映画「ブルックリン」平成28年7月1日公開 ★★★★★
原作本「ブルックリン」  コルム・トビーン  白水社


アイルランドの町で暮らすエイリシュ(シアーシャ・ローナン)は、
きれいで仕事もバリバリこなす姉ローズとは正反対だった。
内気な妹の未来を心配するローズの考えもあり、エイリシュはニューヨークに渡ることを決意する。
だが、田舎町での静かな生活とは全然違う暮らしが彼女を待ち受けていた。
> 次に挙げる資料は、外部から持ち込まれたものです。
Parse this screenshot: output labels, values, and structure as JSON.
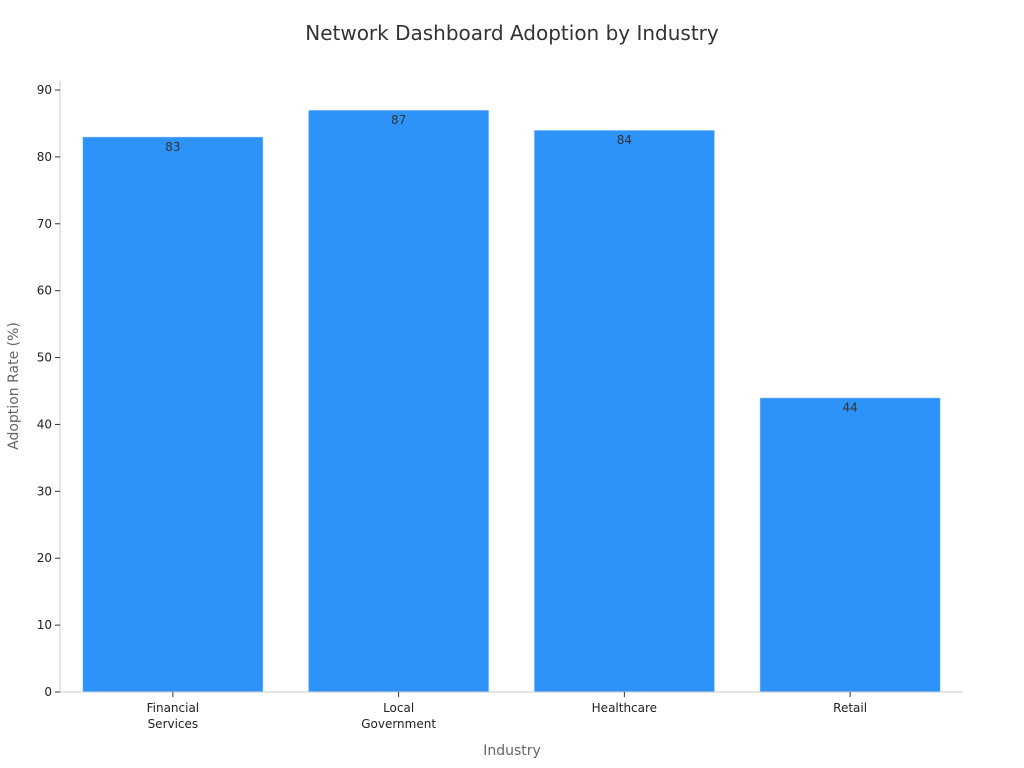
{
  "chart_data": {
    "type": "bar",
    "title": "Network Dashboard Adoption by Industry",
    "xlabel": "Industry",
    "ylabel": "Adoption Rate (%)",
    "categories": [
      [
        "Financial",
        "Services"
      ],
      [
        "Local",
        "Government"
      ],
      [
        "Healthcare"
      ],
      [
        "Retail"
      ]
    ],
    "values": [
      83,
      87,
      84,
      44
    ],
    "ylim": [
      0,
      90
    ],
    "yticks": [
      0,
      10,
      20,
      30,
      40,
      50,
      60,
      70,
      80,
      90
    ],
    "grid": false,
    "legend": "none",
    "bar_color": "#2e93f9"
  }
}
(シネマ・トゥデイ)

アカデミー賞関連作品としては、本作でほぼ打ち止めでしょうか。
受賞は逃したものの、作品賞、主演女優賞、脚色賞の三部門でノミネートされ、
日本公開の情報は早かった割には、ずいぶん遅れた公開となりました。

1950年代にアイルランドの田舎町から海を渡って、ただ一人NYのブルックリンにやってきた
内気で不器用なエイリッシュの成長物語・・・といってしまえばそれまでですが、
移民の経験なんてないはずの私たちが観ても、彼女と一緒に泣き笑いができる、
そんな作品です。
繊細な情景描写、ていねいにすくい上げるエピソードの数々が琴線に優しく触れます。

アイルランドの田舎町エニスコーシーでは、
エイリッシュは週末、口うるさく噂好きで差別主義者のミス・ケリーの店を手伝っているのですが
なんでこんなクソババアのところで働いているかというと、こんな田舎町にはろくな働き口がないからです。
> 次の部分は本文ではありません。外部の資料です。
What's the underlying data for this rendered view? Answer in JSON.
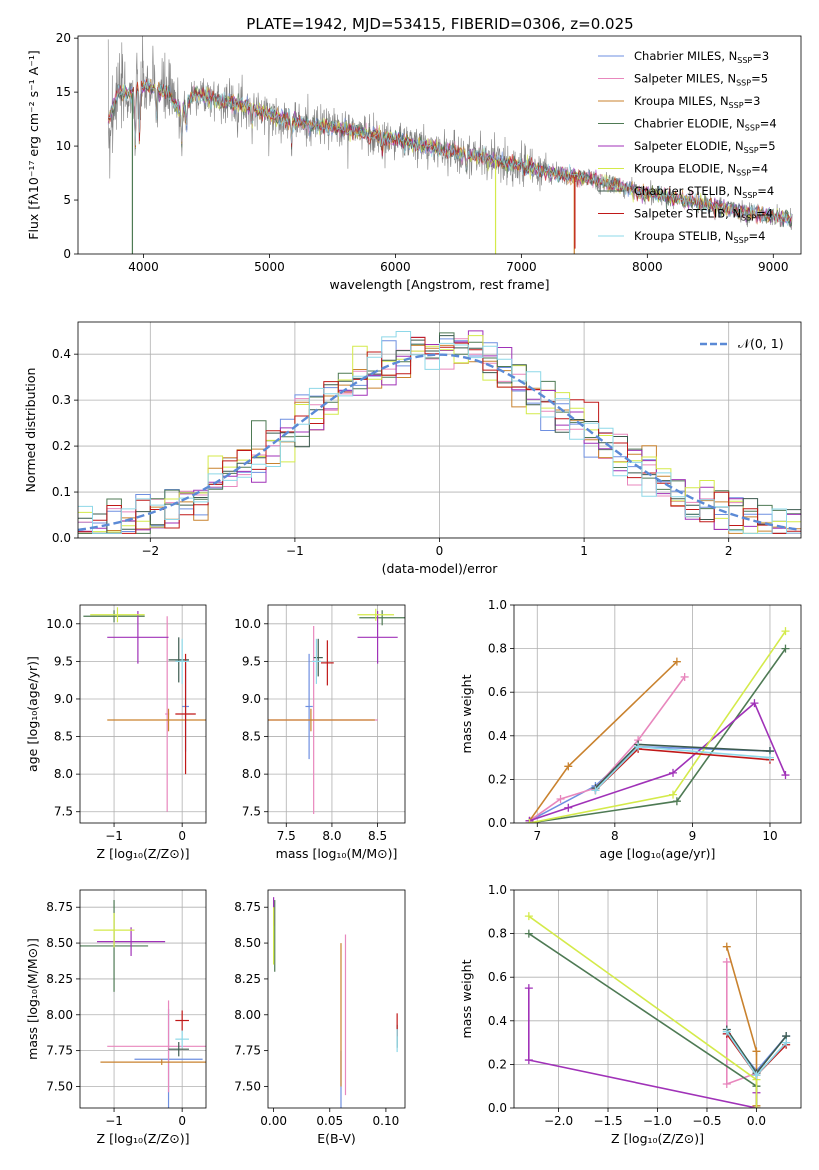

それを気にしていた姉のローザは、知り合いの神父にたのんで、妹のアメリカ行きを実現させてくれます。
ひとり旅立って、年老いた母の面倒も姉の負担になってしまうのが心苦しいエイリッシュ。
旅の荷造りをしながら、ローズが言います
「あなたの望む人生を買ってはあげられない。自分で生きていくのよ。姉さんも自分の人生を生きるわ」

アメリカに向かう船内では船酔いに悩まされますが、三等室の相部屋になった女性がアドバイスしてくれます。

「船が揺れそうな場所では食事はとらず、トイレは鍵をかけて確保すること」
「入国審査ではアイルランド移民となめられないように、まっすぐ立ち、毅然とすること」
「メイクをして、靴も磨いて、娼婦のように派手でもなく、あどけないのもNG.よ」

ブルックリンに到着したエイリッシュは
アイルランド移民の女性専用下宿をとりしきる「キーオ母さん」の下で、新生活がはじまります。
デパートの売り子として働き、夜はブルックリン大学で簿記を勉強し、
アイルランド人ばかりのダンスパーティーや、老人たちに食事を配るボランティアに参加したり、
同郷のコミュニティーに支えられながら、ホームシックと戦う毎日です。

来たばかりのころは、訛りもひどくて、いかにも田舎っぺの娘だったエイリッシュが頑張る姿は、
「always三丁目の夕日」のろくちゃん(堀北真希)の姿と重なります。
デパートの売り子、ということでは「キャロル」のテレーズ(ルーニー・マーラ)みたいですが
ああいう作りこんだ話ではなく、「ブルックリン」は、50年代の移民たちのリアルを淡々と描きます。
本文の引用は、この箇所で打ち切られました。